Location: Columbia Plateau Conservation Research CenterTitle: Soil microbial and chemical properties of a minimum and conventionally-tilled wheat-fallow system
|Reardon, Catherine - Kate|
|BARROSO, JUDIT - Oregon State University|
Submitted to: Soil Science Society of America Journal
Publication Type: Peer Reviewed Journal
Publication Acceptance Date: 2/7/2019
Publication Date: 7/18/2019
Citation: Reardon, C.L., Wuest, S.B., Melle, C.J., Klein, A.M., Williams, J.D., McCallum, J.D., Barroso, J., Long, D.S. 2019. Soil microbial and chemical properties of a minimum and conventionally-tilled wheat-fallow system. Soil Science Society of America Journal. 83(4):1100-1110. https://doi.org/10.2136/sssaj2018.09.0344.
Interpretive Summary: In semi-arid and arid regions, the availability and timing of precipitation is the greatest limitation to dryland crop production. Summer fallow is practiced in order store water for the wheat crop the following year, thus stabilizing yields and reducing crop failures. Intensive tillage, which has traditionally been used to control weeds, leaves the land susceptible to wind and water erosion, reduces soil carbon and can be detrimental to soil health. In this study, we compared the effect of less intensive minimum tillage (reduced or sweep tillage) to conventional (disk) tillage in a dryland winter wheat-fallow rotation in the low precipitation zone of the Pacific Northwest region. Soils were collected at two depths, 0-10 cm and 10-20 cm, following harvest in 2016 and 2017 from plots in the wheat and fallow phases of the rotations. Soils were analyzed for soil chemical (concentrations of nitrate, ammonium, phosphate, total C, total N and pH) and biological (fungal and bacterial abundance, and enzyme activity related to C-, N-, and P-cycling) properties. All the measurements excluding pH were greater in the top 0-10 cm compared to the lower depth of soil, and all measurements, excluding pH and nitrate, were greater in the 2016 crop year than 2017. Across both phases, there were no differences between any of the measurements based on tillage intensity. However, in the wheat phase alone, minimum tillage resulted in more fungi in the upper soil depth compared to conventional tillage. The results indicate that crop year and soil depth supersede tillage in driving the activity and abundance of soil microbial communities and chemistry in this low precipitation site.

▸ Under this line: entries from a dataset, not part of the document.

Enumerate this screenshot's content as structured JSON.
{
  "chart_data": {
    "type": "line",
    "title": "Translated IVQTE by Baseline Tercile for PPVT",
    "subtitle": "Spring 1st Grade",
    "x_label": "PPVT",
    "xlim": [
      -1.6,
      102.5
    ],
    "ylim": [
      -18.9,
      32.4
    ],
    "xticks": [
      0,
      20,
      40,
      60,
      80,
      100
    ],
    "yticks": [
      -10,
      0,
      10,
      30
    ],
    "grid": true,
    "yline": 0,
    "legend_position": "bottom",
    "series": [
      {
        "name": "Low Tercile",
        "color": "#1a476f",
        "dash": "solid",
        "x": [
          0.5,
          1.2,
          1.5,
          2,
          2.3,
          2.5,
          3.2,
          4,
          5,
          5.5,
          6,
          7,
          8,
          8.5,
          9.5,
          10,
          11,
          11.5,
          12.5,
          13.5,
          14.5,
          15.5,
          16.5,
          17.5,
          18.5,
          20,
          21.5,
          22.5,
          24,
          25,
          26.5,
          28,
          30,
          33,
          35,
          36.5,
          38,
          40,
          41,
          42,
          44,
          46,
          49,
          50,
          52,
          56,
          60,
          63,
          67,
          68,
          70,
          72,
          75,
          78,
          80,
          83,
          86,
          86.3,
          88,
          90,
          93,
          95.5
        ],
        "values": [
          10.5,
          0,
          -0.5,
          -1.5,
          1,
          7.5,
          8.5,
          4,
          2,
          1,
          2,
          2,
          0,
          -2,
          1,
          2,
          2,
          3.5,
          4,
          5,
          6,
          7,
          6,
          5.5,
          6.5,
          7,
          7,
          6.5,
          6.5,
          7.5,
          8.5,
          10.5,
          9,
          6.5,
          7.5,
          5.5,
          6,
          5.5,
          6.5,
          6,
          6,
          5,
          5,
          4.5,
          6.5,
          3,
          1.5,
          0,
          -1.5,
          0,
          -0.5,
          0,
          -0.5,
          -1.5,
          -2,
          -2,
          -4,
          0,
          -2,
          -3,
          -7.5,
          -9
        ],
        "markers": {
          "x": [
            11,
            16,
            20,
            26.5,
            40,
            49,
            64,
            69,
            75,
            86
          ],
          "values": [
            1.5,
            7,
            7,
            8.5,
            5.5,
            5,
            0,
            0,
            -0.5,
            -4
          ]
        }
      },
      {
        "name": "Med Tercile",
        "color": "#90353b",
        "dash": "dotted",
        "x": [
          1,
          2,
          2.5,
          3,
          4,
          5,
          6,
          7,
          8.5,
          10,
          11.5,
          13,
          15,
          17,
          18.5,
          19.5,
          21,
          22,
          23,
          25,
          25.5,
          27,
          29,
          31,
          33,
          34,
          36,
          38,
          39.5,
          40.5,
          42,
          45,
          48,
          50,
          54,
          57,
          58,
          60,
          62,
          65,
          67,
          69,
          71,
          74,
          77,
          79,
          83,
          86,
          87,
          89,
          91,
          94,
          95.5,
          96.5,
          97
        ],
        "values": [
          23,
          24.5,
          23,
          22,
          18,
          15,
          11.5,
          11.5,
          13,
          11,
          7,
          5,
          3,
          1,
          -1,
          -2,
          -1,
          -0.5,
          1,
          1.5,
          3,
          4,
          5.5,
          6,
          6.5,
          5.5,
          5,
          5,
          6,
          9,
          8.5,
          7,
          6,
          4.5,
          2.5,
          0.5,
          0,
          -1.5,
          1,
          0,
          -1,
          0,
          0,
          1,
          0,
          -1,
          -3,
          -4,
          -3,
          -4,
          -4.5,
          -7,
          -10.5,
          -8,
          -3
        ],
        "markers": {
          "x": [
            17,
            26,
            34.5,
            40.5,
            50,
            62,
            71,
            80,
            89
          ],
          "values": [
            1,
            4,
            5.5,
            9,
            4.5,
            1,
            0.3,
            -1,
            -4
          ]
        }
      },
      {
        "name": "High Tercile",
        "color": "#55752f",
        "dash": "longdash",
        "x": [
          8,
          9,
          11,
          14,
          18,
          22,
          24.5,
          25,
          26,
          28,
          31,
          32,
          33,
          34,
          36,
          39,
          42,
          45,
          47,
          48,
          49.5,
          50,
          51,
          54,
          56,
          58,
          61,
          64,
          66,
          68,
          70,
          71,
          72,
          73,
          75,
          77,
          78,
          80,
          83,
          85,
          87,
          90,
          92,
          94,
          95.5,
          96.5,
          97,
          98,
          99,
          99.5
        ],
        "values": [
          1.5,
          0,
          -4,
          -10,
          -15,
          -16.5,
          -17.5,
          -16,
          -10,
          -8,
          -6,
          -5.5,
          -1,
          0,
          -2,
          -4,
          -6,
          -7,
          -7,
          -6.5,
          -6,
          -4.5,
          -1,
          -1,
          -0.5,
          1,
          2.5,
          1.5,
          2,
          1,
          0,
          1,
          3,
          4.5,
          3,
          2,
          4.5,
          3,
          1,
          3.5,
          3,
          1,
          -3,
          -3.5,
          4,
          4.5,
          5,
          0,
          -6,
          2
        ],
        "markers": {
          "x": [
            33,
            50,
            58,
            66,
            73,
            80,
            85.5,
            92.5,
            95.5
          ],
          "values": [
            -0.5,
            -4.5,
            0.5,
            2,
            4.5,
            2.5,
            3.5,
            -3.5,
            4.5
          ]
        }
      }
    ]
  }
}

Technical Abstract: Tillage alters the soil environment and microbial communities responsible for decomposition and nutrient cycling. The objective of this study was to evaluate the effects of tillage intensity (minimum vs. conventional) on the soil chemical and microbial properties of a winter wheat-fallow rotation in the low precipitation zone of the Pacific Northwest. Soils collected for two years at two depths from each of the crop phases (wheat and fallow) were analyzed for pH, nutrient availability, total C and N, fungal and bacterial gene abundance, and enzyme activity related to carbon-, phosphorous-, and nitrogen-cycling. All soil variables excluding soil pH were significantly greater in the top 10 cm soil depth, and except for pH and nitrate, all were greater in 2016 than in 2017. Across the full rotation, tillage did not affect any parameter measured. Rather, crop phase influenced several soil chemistries and arylamidase activity, albeit the effects were not consistent across depth. Fungal abundance was influenced by tillage intensity but only in the top depth under wheat, indicating a phase-specific effect rather than a change persisting across the entire rotation. Soil enzymes were strongly related to total carbon, total nitrogen, and phosphate across the two soil depths, but effects were inconsistent between depths and across phases. Overall, crop phase and year were stronger drivers of soil chemical and microbial properties than tillage intensity. Short term (<4 years) tillage intensification does not have a strong influence on the nutrient cycling capacity of soil, although fungal numbers may decline in the cropped phase.